1964 begann schließlich die Arbeit an den eigentlichen Artikeln des ersten Bandes. Jones erstellte Skizzen zu den meisten illustres, während John Martindale Artikel über fast alle anderen Personen entwarf. Am Ende sah Martindale die Artikel von Jones durch und überarbeitete sie teilweise; Jones tat dasselbe mit den Entwürfen Martindales. Weitere Artikel wurden von Alan Cameron (vor allem Literaten) und Edward A. Thompson (Germanen) beigesteuert.
Das Werk umfasst drei Bände – der dritte Band wurde aufgrund seines Umfangs in zwei Halbbände aufgeteilt –, die zwischen 1971 und 1992 erschienen. Nur John Martindale erlebte noch die Fertigstellung des letzten Bandes. Jones, dessen Werk The Later Roman Empire (1964) ein bis heute nicht ersetztes Standardwerk ist, war bis zu seinem Tod der Leiter des Projekts, für das anschließend (neben Martindale) E. A. Thompson, A. D. E. Cameron und schließlich P. Grierson verantwortlich waren. Finanziert wurde das Mammutvorhaben unter anderem von der British Academy, die Universität Cambridge leistete administrative Unterstützung.
Inhaltlich werden die meisten bekannten "weltlichen" Personen aufgeführt, die zwischen etwa 260 und 641 n. Chr. in den zum Zeitpunkt der Erstellung der Einträge verfügbaren Quellen auftauchen und eine Rolle spielten, wobei freilich - schon aufgrund der Überlieferungslage - die Mitglieder der Oberschicht oder bekannte Amtsträger überwiegen.[1] Geistliche wurden jedoch absichtlich nicht berücksichtigt.[2] Dabei beschränkt sich der in der PLRE behandelte Personenkreis nicht nur auf Römer. Vielmehr werden auch Perser und „Barbaren“ (wie Goten, Vandalen und Hunnen) verzeichnet, wobei der „geographische Schwerpunkt“ der Bände variiert (in Band 3 findet beispielsweise Britannien, dessen römischen Garnisonstruppen zu Beginn des 5. Jahrhunderts abgezogen waren, kaum noch Beachtung).[3]

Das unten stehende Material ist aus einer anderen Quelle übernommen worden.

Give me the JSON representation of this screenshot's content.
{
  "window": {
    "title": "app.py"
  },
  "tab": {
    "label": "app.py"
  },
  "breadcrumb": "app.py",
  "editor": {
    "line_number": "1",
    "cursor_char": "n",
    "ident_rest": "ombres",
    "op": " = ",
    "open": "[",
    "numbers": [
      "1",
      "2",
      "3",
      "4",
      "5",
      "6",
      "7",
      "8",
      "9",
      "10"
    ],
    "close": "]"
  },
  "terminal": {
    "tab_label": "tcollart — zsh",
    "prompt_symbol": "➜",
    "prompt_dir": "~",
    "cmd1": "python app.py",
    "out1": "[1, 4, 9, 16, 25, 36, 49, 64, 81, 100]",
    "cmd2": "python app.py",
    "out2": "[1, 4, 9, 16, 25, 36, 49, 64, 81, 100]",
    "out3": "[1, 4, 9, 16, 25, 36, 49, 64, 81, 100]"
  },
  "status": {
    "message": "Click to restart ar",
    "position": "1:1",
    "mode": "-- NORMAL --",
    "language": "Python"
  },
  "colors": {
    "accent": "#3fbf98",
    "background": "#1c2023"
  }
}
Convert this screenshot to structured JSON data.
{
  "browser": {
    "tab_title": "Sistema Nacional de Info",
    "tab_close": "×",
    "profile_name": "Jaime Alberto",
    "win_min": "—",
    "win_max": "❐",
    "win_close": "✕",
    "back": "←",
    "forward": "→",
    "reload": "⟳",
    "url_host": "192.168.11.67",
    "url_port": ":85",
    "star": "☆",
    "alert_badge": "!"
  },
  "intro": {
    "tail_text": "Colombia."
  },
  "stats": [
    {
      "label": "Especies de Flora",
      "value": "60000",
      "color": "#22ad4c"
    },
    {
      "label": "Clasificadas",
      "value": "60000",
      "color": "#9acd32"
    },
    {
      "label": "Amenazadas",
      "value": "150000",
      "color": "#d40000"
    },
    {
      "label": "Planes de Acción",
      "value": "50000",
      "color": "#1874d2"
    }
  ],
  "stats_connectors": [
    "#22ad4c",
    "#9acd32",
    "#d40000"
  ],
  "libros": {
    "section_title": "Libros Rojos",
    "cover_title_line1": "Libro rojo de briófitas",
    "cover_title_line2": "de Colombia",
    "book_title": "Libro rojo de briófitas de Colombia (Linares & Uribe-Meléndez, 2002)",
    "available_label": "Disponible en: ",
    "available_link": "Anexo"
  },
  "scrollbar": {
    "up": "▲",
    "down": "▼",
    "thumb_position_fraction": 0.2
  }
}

Die Länge der einzelnen Beiträge ist recht unterschiedlich. Während die Kaiser und Kaiserinnen absichtlich nur sehr knapp behandelt werden, wurden einige Personen teils nur mit wenigen Zeilen, andere wiederum mit mehreren Seiten bedacht (so etwa der oströmische General Belisar im dritten Band mit 42 Seiten). In jedem Eintrag wird auf die Quellen Bezug genommen, auch die von der behandelten Person bekleideten Ämter werden aufgeführt. Bisweilen wird auch auf einige einschlägige Standardwerke hingewiesen.
Die PLRE, in der auch Stammbäume enthalten sind, stellt ein unersetzliches Hilfsinstrument zur Erschließung der spätrömischen Gesellschaft dar.
Weblinks
Anmerkungen
- ↑ Die Zeit nach 641 wird in der Prosopographie der mittelbyzantinischen Zeit behandelt.
- ↑ Diese werden in einem separaten französischen Nachschlagewerk behandelt: Prosopographie chrétienne du Bas-Empire, hrsg. von André Mandouze, Bd. 1 ff., Paris 1982ff.; Besprechung von Bd. 2.
- ↑ Der Teil, der sich mit Gallien (bis ins frühe 6. Jahrhundert) befasst, wurde allerdings später von Heinzelmann verbessert und ergänzt, siehe Martin Heinzelmann, Gallische Prosopographie 260–527. In: Francia. Band 10, 1982, S. 531–718 (online).